Integrative Single-Cell Transcriptomics Reveal Molecular Networks Defining Neuronal Maturation during Postnatal Neurogenesis
Legend: Left: An illustration of coronal section of Nissl-stained adult mouse brain; Confocal images showing that most of DsRed+ (red) cells in DCX-dsRed mouse brains express immature neuron marker doublecortin (DCX, green). Middle: A schematic of the experimental design for single-cell transcriptome analysis. Right: Enrichment heatmap for disease-related genes; Genes showing high levels during the immature phase overlapped significantly with genes implicated in Alzheimer’s and Parkinson’s diseases and genes exhibiting increased levels during neuron maturation overlapped significantly with genes associated with autism.
Citation: Yu Gao, Feifei Wang, Brian E. Eisinger, Laurel E. Kelnhofer, Emily Jobe, and Xinyu Zhao. (2017). Integrative Single-Cell Transcriptomics Reveals Molecular Networks Defining Neuronal Maturation during Postnatal Neurogenesis. Cerebral Cortex, 1;27(3):2064-2077. doi: 10.1093/cercor/bhw040.

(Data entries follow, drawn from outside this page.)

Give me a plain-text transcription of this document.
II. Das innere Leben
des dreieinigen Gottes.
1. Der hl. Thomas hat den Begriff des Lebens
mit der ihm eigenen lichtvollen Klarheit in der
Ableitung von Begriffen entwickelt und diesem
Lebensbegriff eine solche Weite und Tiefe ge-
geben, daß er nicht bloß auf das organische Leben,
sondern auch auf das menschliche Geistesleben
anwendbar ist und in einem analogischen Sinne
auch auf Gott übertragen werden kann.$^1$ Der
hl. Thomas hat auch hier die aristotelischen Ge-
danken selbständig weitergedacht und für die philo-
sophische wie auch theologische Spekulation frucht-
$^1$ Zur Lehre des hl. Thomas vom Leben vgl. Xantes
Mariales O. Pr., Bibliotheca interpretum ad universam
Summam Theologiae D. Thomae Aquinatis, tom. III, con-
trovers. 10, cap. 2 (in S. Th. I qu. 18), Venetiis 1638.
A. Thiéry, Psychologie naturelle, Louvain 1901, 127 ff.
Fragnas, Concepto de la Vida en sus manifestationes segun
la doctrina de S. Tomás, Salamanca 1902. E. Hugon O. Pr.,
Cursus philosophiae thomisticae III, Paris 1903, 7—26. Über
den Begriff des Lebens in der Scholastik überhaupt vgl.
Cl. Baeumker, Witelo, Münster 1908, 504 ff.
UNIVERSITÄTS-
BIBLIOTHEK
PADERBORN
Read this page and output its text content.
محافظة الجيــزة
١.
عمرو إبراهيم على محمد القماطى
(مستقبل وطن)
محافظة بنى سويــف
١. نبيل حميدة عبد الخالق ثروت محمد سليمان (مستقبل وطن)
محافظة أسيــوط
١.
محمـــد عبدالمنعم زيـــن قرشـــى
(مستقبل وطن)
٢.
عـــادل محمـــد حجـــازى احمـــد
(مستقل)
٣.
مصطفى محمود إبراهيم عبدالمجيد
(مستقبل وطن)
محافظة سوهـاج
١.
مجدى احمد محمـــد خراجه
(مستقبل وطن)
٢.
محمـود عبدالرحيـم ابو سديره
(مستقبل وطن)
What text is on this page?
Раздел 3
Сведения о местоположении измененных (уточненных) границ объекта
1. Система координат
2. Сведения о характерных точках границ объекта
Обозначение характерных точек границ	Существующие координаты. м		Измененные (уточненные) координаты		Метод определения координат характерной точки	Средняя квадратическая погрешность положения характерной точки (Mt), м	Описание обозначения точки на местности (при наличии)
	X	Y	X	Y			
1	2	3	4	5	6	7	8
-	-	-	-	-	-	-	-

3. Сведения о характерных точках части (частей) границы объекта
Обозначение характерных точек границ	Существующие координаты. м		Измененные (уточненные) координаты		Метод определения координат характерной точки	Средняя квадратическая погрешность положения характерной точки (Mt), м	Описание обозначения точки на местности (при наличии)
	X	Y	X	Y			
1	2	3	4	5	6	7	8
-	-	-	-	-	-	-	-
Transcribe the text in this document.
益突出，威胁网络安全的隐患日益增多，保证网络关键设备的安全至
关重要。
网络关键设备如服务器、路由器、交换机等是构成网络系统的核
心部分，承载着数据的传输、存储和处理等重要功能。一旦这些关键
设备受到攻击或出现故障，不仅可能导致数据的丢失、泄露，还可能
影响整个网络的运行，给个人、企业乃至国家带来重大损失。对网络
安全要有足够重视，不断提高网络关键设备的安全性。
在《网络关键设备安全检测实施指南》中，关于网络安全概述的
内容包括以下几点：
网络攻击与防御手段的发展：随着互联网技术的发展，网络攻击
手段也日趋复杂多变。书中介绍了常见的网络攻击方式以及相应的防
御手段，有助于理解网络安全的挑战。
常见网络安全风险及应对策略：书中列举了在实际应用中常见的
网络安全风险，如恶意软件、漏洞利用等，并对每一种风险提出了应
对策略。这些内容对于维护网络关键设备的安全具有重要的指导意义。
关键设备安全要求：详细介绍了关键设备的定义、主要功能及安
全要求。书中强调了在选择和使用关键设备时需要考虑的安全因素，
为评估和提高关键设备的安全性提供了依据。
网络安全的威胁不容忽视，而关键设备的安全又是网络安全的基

Abstract: In the mammalian hippocampus, new neurons are continuously produced from neural stem cells throughout life. This postnatal neurogenesis may contribute to information processing critical for cognition, adaptation, learning, and memory, and is implicated in numerous neurological disorders. During neurogenesis, the immature neuron stage defined by doublecortin (DCX) expression is the most sensitive to regulation by extrinsic factors. However, little is known about the dynamic biology within this critical interval that drives maturation and confers susceptibility to regulatory signals. This study aims to test the hypothesis that DCX-expressing immature neurons progress through developmental stages via the activity of specific transcriptional networks. Using single-cell RNA-seq combined with a novel integrative bioinformatics approach, we discovered that individual immature neurons can be classified into distinct developmental subgroups based on characteristic gene expression profiles and subgroup-specific markers. Comparisons between immature and more mature subgroups revealed novel pathways involved in neuronal maturation. Genes enriched in less mature cells shared significant overlap with genes implicated in neurodegenerative diseases, while genes positively associated with neuronal maturation were enriched for autism-related gene sets. Our study thus discovers molecular signatures of individual immature neurons and unveils potential novel targets for therapeutic approaches to treat neurodevelopmental and neurological diseases.
About the Lab: Research in the Zhao laboratory focuses on understanding the molecular mechanisms that regulate neural stem cells and neurodevelopment with the goal of applying this knowledge for the treatment of neurological disorders and injuries. Neurodevelopmental disorders are a highly heterogeneous constellation of disorders, both in terms of etiology and clinical manifestations. Using neural stem cells as model systems, the lab is investigating the molecular mechanisms that regulate neuronal development during the postnatal period and their implications in human neurodevelopmental disorders such as Rett Syndrome, autism, and fragile X syndrome.